Chevron Corporation says its Canadian subsidiary has no assets to pay Indigenous Ecuadorians a US$9.5 billion environmental settlement. What will the Supreme Court of Canada say?
On a cold December morning, the Rideau Canal slated gray with frost and nearly frozen, the Supreme Court of Canada heard arguments affecting 30,000 indigenous Ecuadorians and a multinational oil company headquartered in California. At issue was an Ontario court's jurisdiction to enforce what might be the world's largest environmental lawsuit—the judgment debt is US$9.5 billion—the underlying damages having occurred some 5,000 kilometres due south, where the temperature that same morning was a sultry 25 degrees Celsius...
...Alan Lenczner, LLB 1967, and Brendan Morrison, JD 2011, of the law firm Lenczner Slaght, Canadian counsel for the Ecuadorian plaintiffs.

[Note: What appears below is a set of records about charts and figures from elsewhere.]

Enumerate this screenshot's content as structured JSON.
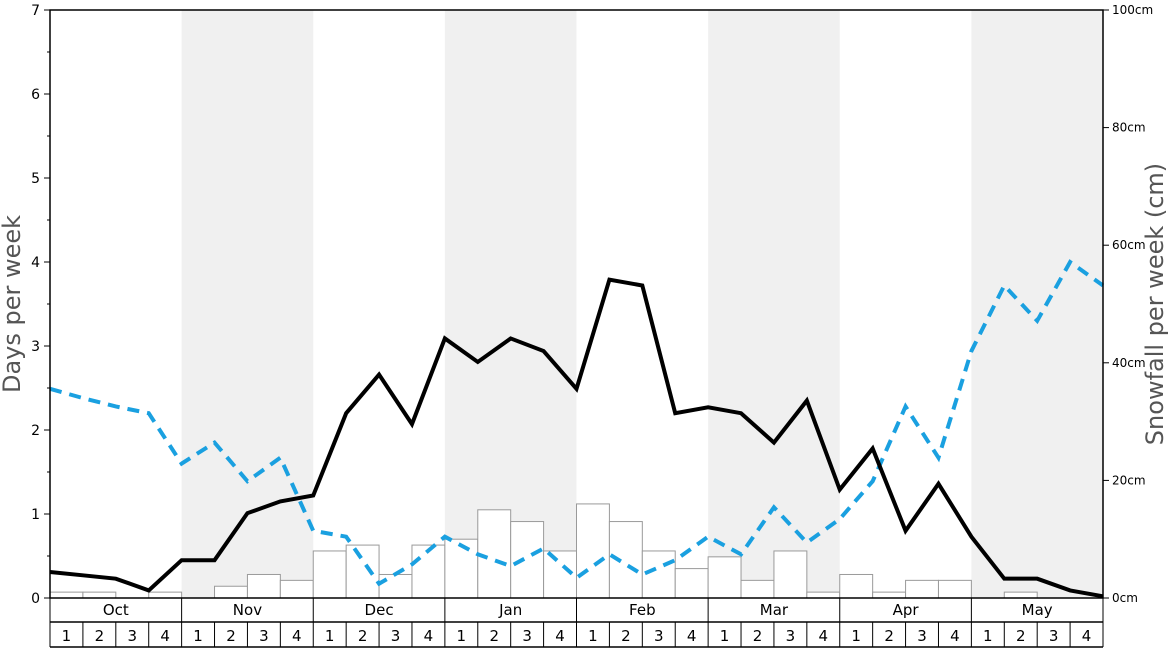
{
  "chart_data": {
    "type": "bar+line",
    "title": "",
    "ylabel_left": "Days per week",
    "ylabel_right": "Snowfall per week (cm)",
    "ylim_left": [
      0,
      7
    ],
    "ylim_right": [
      0,
      100
    ],
    "left_ticks": [
      "0",
      "1",
      "2",
      "3",
      "4",
      "5",
      "6",
      "7"
    ],
    "right_ticks": [
      "0cm",
      "20cm",
      "40cm",
      "60cm",
      "80cm",
      "100cm"
    ],
    "months": [
      "Oct",
      "Nov",
      "Dec",
      "Jan",
      "Feb",
      "Mar",
      "Apr",
      "May"
    ],
    "week_labels": [
      "1",
      "2",
      "3",
      "4"
    ],
    "shaded_months": [
      "Nov",
      "Jan",
      "Mar",
      "May"
    ],
    "grid": false,
    "colors": {
      "bars_fill": "#ffffff",
      "bars_stroke": "#9a9a9a",
      "solid_line": "#000000",
      "dashed_line": "#1aa0e0",
      "shading": "#f0f0f0"
    },
    "series": [
      {
        "kind": "bar",
        "axis": "right",
        "values": [
          1,
          1,
          0,
          1,
          0,
          2,
          4,
          3,
          8,
          9,
          4,
          9,
          10,
          15,
          13,
          8,
          16,
          13,
          8,
          5,
          7,
          3,
          8,
          1,
          4,
          1,
          3,
          3,
          0,
          1,
          0,
          0
        ]
      },
      {
        "kind": "line",
        "style": "solid",
        "axis": "left",
        "values": [
          0.31,
          0.27,
          0.23,
          0.09,
          0.45,
          0.45,
          1.01,
          1.15,
          1.22,
          2.2,
          2.66,
          2.07,
          3.09,
          2.81,
          3.09,
          2.94,
          2.49,
          3.79,
          3.72,
          2.2,
          2.27,
          2.2,
          1.85,
          2.35,
          1.29,
          1.78,
          0.8,
          1.36,
          0.73,
          0.23,
          0.23,
          0.09,
          0.02
        ]
      },
      {
        "kind": "line",
        "style": "dashed",
        "axis": "left",
        "values": [
          2.49,
          2.38,
          2.28,
          2.2,
          1.6,
          1.85,
          1.39,
          1.67,
          0.8,
          0.73,
          0.17,
          0.4,
          0.73,
          0.52,
          0.38,
          0.59,
          0.24,
          0.52,
          0.28,
          0.45,
          0.73,
          0.52,
          1.08,
          0.66,
          0.94,
          1.39,
          2.28,
          1.67,
          2.94,
          3.72,
          3.3,
          4.0,
          3.72
        ]
      }
    ]
  }
}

Lenczner and Morrison took the enforcement action—still at the stage of pre-trial motions—from Superior Court, to the Court of Appeal and finally the Supreme Court of Canada.
Lenczner, one of Ontario's premier litigation counsel, was originally approached by the Ecuadorian plaintiffs (technically a trustee for the remediation judgment and its Ecuadorian counsel) to determine whether there was any hope of enforcing the Ecuadorian judgment in Canada. There are well-established defences to enforcement of a foreign judgment in Canada, the viability of which would mean "there was no point in trying to enforce in Canada," says Lenczner. "So I went down there, and I reviewed the trial record, and to me, I think it was a really robust trial. Assuming a valid judgment, our opinion was that it would be possible to enforce in Canada."